8. In Smt. Nagawwa Vs. Veeranna Shivalingappa Konjalgi
1976(3) SCC 736, the Hon‟ble Supreme Court while examining
the scope of Section 202 of the Code of Criminal Procedure,
inter alia, held as under:-
"It would thus be clear from the two decisions of this Court that the scope of the inquiry under Section 202 of the Code of Criminal Procedure is extremely limited
- limited only to the ascertainment of the truth or falsehood of the allegations made in the complaint - (i) on the materials placed by the complainant before the court; (ii) for the limited purpose of finding
out whether a prima facie case for issue of process has been made out; and (iii) for deciding the question purely from the point of view of the complainant without at all adverting to any defence that the accused may have."
9. Since the allegations made in the complaint, if taken on
their face value and as true in their entirety, do prima facie
commission of offence under Section 138 of Negotiable
Instruments Act, there is no ground for quashing the complaint
filed against the petitioner.
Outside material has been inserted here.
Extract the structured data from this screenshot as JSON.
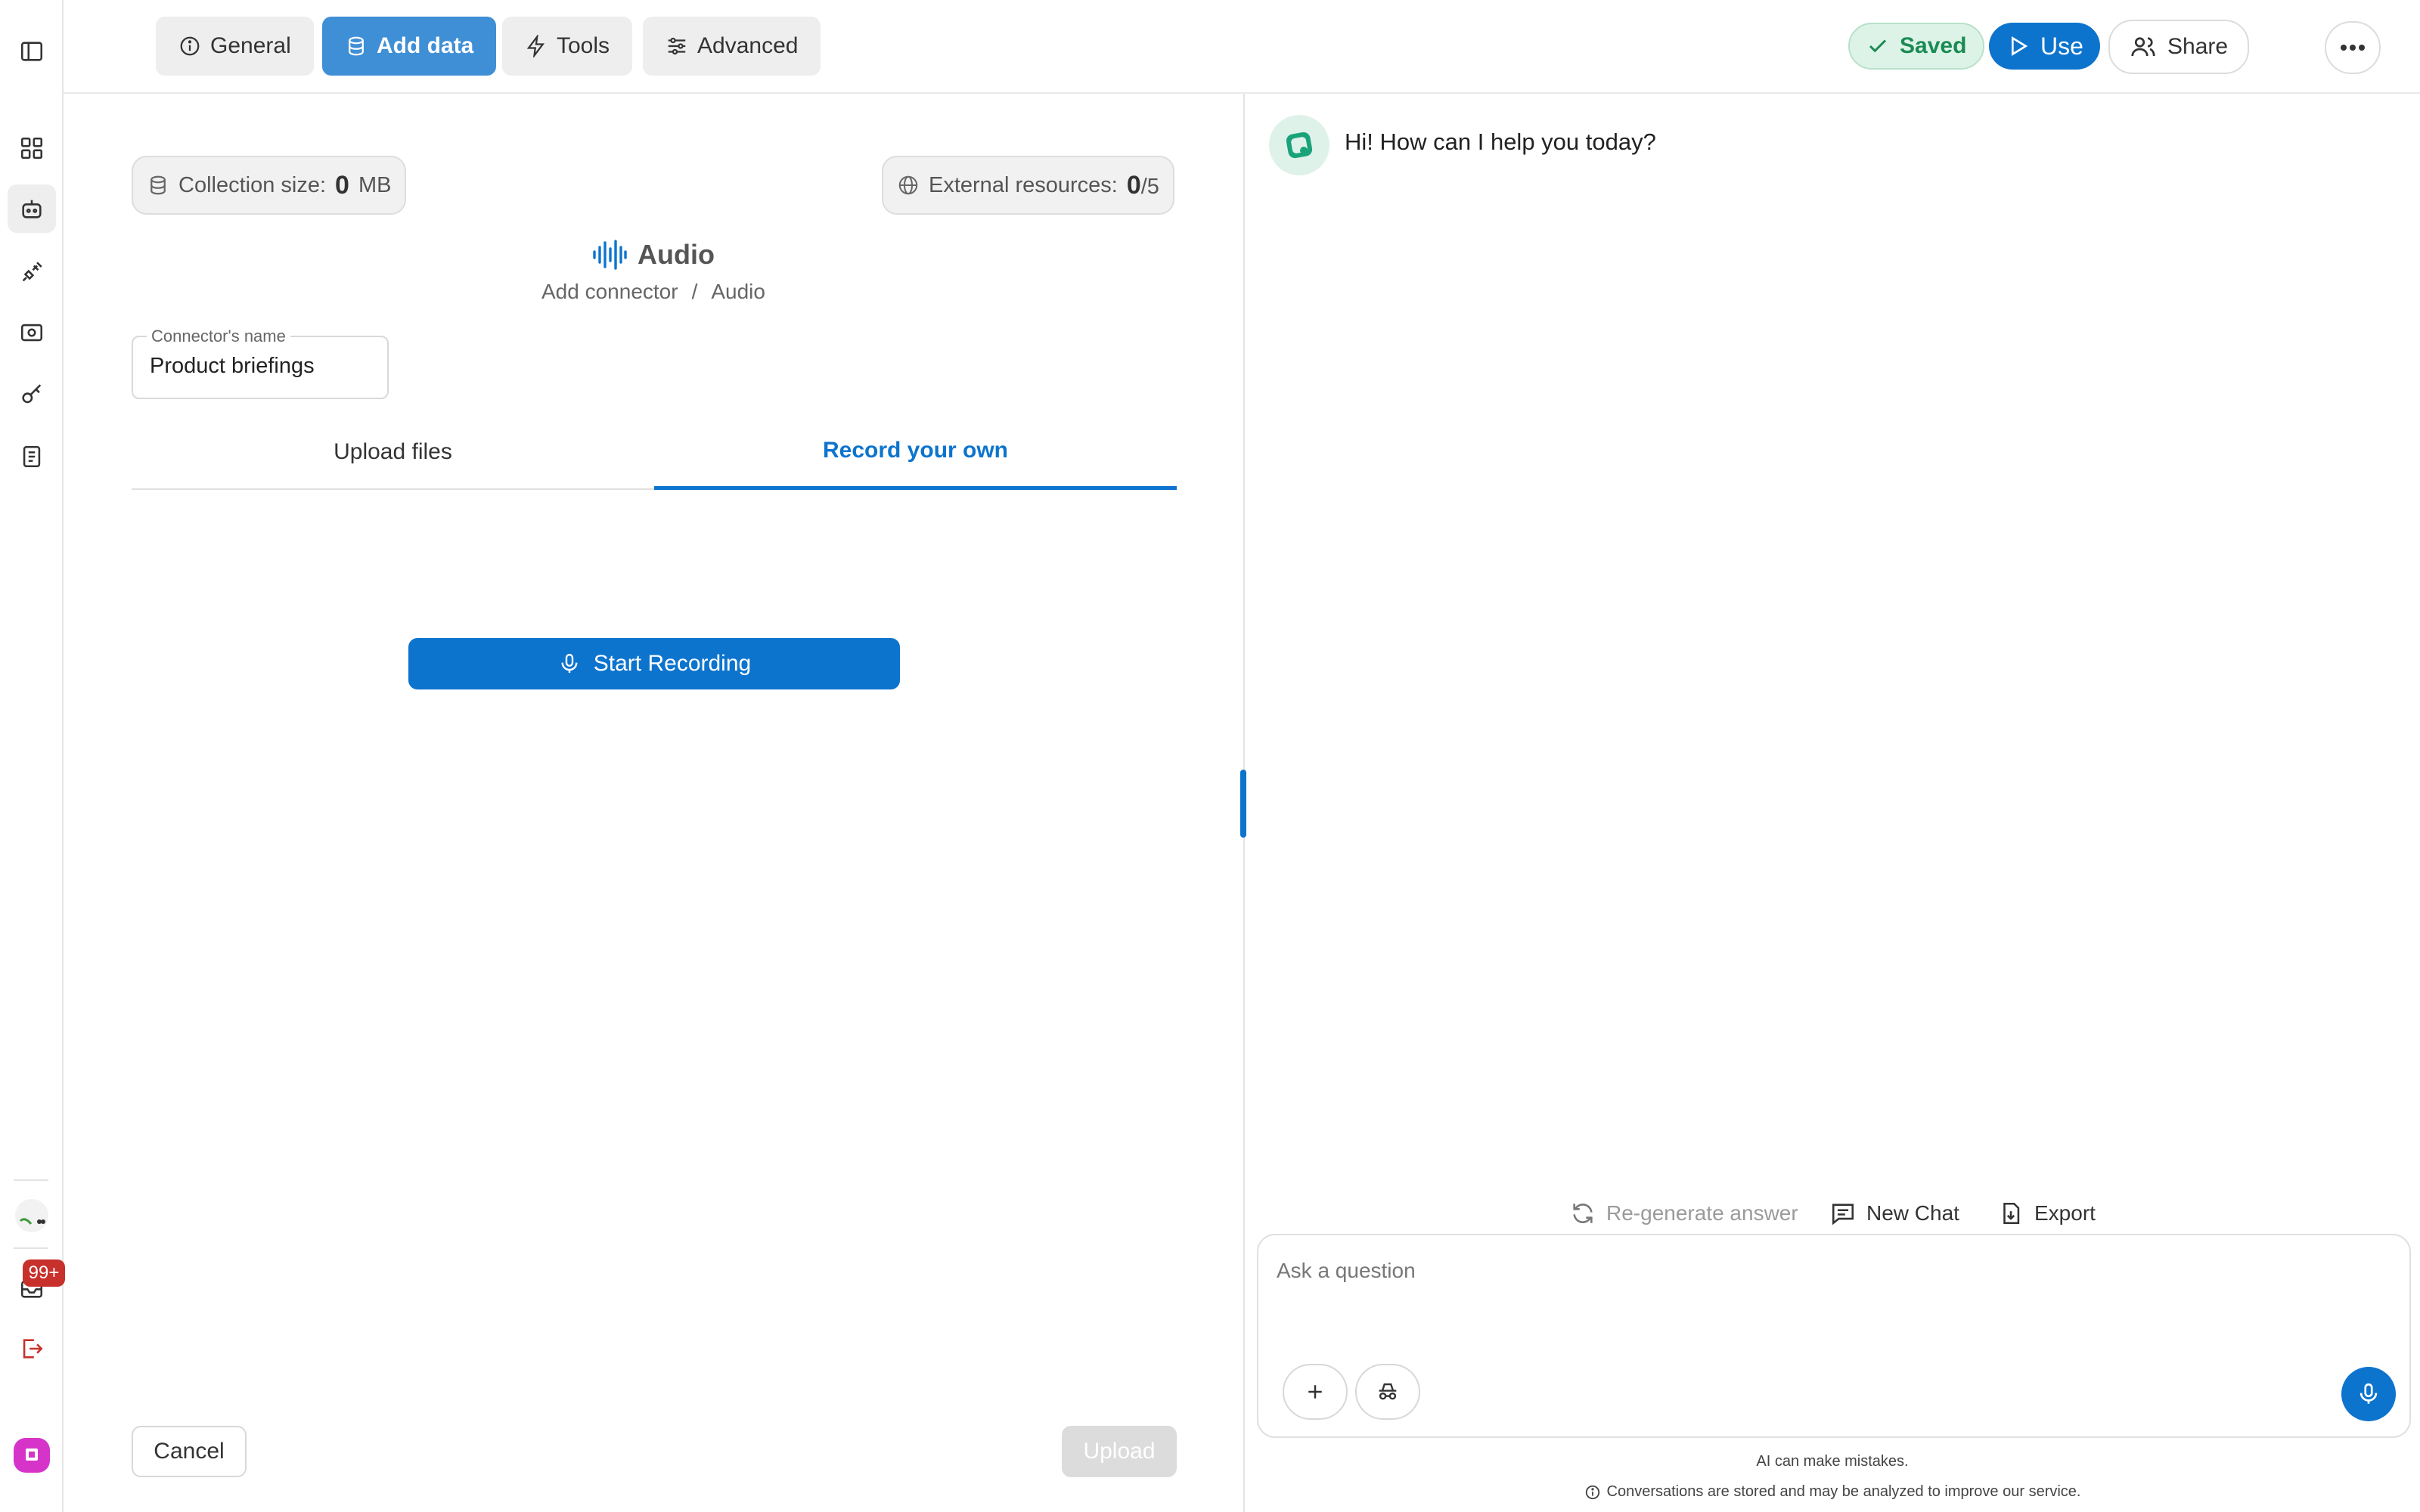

It was also pointed out by the
learned counsel for the petitioner that Civil suit filed by the
respondent was dismissed in default vide order dated September
11, 2009. That to my mind would not make any difference to the
outcome of the present petition. In fact, the
complainant/respondent has not appearing in this Court, but
irrespective of his absence, the petition has to be decided on
merit alone.
10. However, keeping in view all the facts and circumstances
of the case, the petitioner is exempted from personal appearance
during pendency of the complaint subject to the conditions that
(i) the advocate engaged by her shall appear on every date and
would not seek adjournment on account of her absence; (ii) the
complainant will appear on such dates for which she is
specifically directed by the Trial Court to appear in person for a
specified purpose such as giving notice to her under Section 251
of Code of Criminal Procedure or recording her statement under
Section 313 Cr.P.C.
11. The learned Metropolitan Magistrate is directed to take up
the hearing of the complaint on priority basis and finally decide
the same within six months from the parties appearing before
him.
The petition stands disposed of with these directions.